Zwölf Wasser Zu den Anfängen
wäre nichts geschehen. Kein einziger Halm geknickt, keine Spur: Er stand im gelben Gras, die untergehende Sonne war nur noch ein Glühen, weit entfernt an einem Horizont, der ihm fremd erschien. Jetzt griff er hinein, mit beiden Händen, drehte und riss Grasbüschel aus. Er hielt sie in den Händen, aber ausgerissen hatte er dennoch nichts. Keine Spur. Er stand im gelben Gras, allein, und das war alles.
Furcht überkam ihn, er musste tief Luft holen, niemals zuvor hatte er eine solche Angst verspürt. Er hatte keine Schmerzen. Er wurde nicht bedroht. Dennoch war er angefüllt mit Angst, urplötzlich, als sei ein reifes Geschwür in seinem Innern aufgebrochen, dessen ätzender Ausfluss in jede Körperhöhle drang. Babu war gefangen in einer Unausweichlichkeit, für die es keine Erklärung gab. Hier stand er, im gelben Gras, durch das kein Zittern ging, unter einem Himmel, der täuschend wirklich schien, aber doch nur gemalt, nur das unbewegte Abbild eines Himmels war, und sein Körper war starr vor Furcht. Im Kopf wirbelte ein einziger Gedanke: Was tun?

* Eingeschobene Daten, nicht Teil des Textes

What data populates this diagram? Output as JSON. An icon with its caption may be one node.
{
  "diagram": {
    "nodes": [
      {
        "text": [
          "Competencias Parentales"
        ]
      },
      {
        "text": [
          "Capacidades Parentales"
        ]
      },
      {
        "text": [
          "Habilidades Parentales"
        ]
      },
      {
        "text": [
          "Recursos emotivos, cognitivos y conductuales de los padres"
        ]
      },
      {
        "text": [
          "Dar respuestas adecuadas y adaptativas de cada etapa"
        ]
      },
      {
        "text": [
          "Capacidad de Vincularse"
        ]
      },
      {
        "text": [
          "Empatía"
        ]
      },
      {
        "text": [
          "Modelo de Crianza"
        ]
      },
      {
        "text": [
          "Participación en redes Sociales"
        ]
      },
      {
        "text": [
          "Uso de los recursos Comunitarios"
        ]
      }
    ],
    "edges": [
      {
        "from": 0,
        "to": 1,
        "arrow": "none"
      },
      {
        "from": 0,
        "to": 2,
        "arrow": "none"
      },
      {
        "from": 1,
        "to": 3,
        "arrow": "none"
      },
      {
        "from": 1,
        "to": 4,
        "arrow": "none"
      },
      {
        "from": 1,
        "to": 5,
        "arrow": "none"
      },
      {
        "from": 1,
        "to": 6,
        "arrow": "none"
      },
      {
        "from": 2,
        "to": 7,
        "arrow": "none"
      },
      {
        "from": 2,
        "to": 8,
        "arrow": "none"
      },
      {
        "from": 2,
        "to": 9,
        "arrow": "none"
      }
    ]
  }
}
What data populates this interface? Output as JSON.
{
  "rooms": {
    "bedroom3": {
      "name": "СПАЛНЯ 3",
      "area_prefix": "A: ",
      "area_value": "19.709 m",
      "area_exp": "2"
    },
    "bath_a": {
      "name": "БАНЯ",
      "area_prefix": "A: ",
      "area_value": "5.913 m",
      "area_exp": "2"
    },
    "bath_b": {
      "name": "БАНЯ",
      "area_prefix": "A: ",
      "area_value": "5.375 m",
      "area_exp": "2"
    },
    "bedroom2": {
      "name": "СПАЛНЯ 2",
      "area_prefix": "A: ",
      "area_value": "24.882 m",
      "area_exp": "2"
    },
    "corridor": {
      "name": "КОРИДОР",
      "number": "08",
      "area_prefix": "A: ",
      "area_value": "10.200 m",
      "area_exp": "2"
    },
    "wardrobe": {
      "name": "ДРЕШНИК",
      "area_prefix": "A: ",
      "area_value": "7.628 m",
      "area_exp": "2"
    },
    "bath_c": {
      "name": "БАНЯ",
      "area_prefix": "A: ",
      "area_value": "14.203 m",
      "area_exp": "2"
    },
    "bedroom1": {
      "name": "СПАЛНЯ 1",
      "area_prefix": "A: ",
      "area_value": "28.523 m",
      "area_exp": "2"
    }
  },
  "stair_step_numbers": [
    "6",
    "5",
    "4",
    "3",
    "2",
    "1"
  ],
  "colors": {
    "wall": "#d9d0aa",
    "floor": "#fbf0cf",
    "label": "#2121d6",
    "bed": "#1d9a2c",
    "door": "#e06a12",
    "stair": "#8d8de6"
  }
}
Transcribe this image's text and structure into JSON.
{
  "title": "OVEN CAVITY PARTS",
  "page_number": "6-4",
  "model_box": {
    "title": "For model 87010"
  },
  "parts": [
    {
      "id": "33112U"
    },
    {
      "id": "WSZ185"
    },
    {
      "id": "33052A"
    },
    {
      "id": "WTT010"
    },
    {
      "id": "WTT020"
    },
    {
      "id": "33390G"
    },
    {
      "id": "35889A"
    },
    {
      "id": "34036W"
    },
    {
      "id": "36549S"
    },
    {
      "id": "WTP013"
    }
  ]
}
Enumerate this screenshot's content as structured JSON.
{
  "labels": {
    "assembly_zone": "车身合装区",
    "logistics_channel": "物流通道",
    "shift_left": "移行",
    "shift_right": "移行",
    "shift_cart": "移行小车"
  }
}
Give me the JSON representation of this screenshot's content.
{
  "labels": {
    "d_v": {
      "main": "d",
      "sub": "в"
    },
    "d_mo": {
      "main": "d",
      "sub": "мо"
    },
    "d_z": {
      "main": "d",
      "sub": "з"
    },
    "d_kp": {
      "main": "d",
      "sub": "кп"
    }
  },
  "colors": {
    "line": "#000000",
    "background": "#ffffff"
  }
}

Kein Zirpen, kein Hauch, tonlose Unbeweglichkeit und auch er selbst nicht mehr in der Lage, sich zu rühren. Aber ein Geruch. Streng, scharf, wohlbekannt. Mit Mühe schaffte es Babu, die Augen zu drehen: Das war ein Feuer, das war Kafurdung,der da brannte, im Lager. Und als er es erkannte, stand er auch schon zwischen Zelten.
Hier nun war ein Wind, das Feuer flackerte, die Zelte zogen an den Leinen, der Himmel hatte sich mit einem Schlag entfärbt und schwere Wolken wälzten sich darüber. Wo waren die Menschen? Hineingegangen in der Erwartung eines Sturms? Babu wagte einen steifen Schritt. Er konnte die Furcht nicht abschütteln. Sollte er hineinsehen in eines der Zelte? Zu welchem Clan gehörten sie überhaupt? Babu sah keine Zeichen.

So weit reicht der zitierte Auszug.